Although this was all very reasonable, it also tended to make God an atheist, a do-nothing deity—a symbolic, absolute monarch in the sky. Thisrole was not only unflattering and emotionally unappealing to Him, but worst of all, it rendered Him intellectually useless. While an ideology of reason and nature was enough for religious radicals, it was not enough for God and most of His most devoted groupies. As unenlightened as it seemed (and although materialists found Him unnecessary and atheists considered Him a nonexistent evil), during the eighteenth century, God remained personable, a little quirky and occasionally illogical.

God may have been fairly safe in Heaven, but here on earth, Christians came under further attack from rationalists. Adherents of the burgeoning religion of reason devoted themselves to rooting out what they considered to be established evils and were decidedly anti-clerical. Misery and suffering were everywhere and obviously existed because people were not behaving naturally. Those who were enlightened were going to eliminate unnaturalism by eliminating its causes (be they secular or sectarian), and the Church was just such a cause. Through its corruption, Christians had become Satanic. The new faith would prove its worth by providing knowledge about God's perfect, mechanical universe so that reasonable people could live in accordance with His perfect, natural ideals.

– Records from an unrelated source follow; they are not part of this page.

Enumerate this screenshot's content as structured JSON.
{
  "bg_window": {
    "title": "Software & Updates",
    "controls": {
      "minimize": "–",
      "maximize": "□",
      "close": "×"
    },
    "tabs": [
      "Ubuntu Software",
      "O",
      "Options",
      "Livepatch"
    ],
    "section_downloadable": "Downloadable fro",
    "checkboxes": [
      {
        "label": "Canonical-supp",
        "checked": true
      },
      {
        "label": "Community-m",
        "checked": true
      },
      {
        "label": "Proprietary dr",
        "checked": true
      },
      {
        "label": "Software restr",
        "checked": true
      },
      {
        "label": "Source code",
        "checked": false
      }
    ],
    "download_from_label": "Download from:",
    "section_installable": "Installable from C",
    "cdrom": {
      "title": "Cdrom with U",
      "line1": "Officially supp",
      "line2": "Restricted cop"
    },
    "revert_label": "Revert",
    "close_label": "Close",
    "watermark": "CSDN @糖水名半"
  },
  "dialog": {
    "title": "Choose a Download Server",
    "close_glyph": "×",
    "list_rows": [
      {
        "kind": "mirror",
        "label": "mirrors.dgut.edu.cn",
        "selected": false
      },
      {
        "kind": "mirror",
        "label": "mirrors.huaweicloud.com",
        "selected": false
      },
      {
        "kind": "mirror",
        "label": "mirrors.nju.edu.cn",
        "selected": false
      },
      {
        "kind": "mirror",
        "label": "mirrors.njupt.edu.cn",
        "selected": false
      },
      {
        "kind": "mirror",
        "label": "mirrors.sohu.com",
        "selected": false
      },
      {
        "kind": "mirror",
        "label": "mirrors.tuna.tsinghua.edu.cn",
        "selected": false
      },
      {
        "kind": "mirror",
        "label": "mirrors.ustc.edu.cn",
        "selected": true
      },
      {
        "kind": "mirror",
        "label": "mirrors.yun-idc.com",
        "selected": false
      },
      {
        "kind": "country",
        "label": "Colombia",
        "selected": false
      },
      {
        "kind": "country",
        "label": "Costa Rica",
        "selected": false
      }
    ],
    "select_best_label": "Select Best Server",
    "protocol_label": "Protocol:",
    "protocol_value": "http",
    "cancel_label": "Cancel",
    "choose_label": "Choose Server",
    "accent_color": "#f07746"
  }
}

In general, the rationalists and particularly the philosophes (i.e., the French philosophers who joined the attack on Christianity) were thus not anti-religious: They just wanted to replace Christianity with a belief in reason. In more general terms, they (and, later on, the romantics) abstractly wanted to eliminate all the evil institutions—be they religious, political or whatever—which were keeping people from behaving naturally. In fact, as independent thinkers, philosophers were disposed to believe that institutions per se were an evil and perhaps the evil. They believed the removal of institutions would permit people to be good, whereas it actually would allow them to be monsters. The beliefs of the rationalists (and romantics) notwithstanding, civilization depends upon institutions. They can be good or bad and may be made better or worse, but if they go, civil behavior goes with them.

In the eighteenth century, when institutional ineptitude was promoted by traditions of holy indifference and hallowed neglect, the priests of the new religion were certainly justified in criticizing inefficiency. Nevertheless, they misplaced their faith in thought when they criticized established institutions as well as conventional customs according to the new standard of logic, because while the Enlightenment was grounded on reason, it floundered in subjectivity.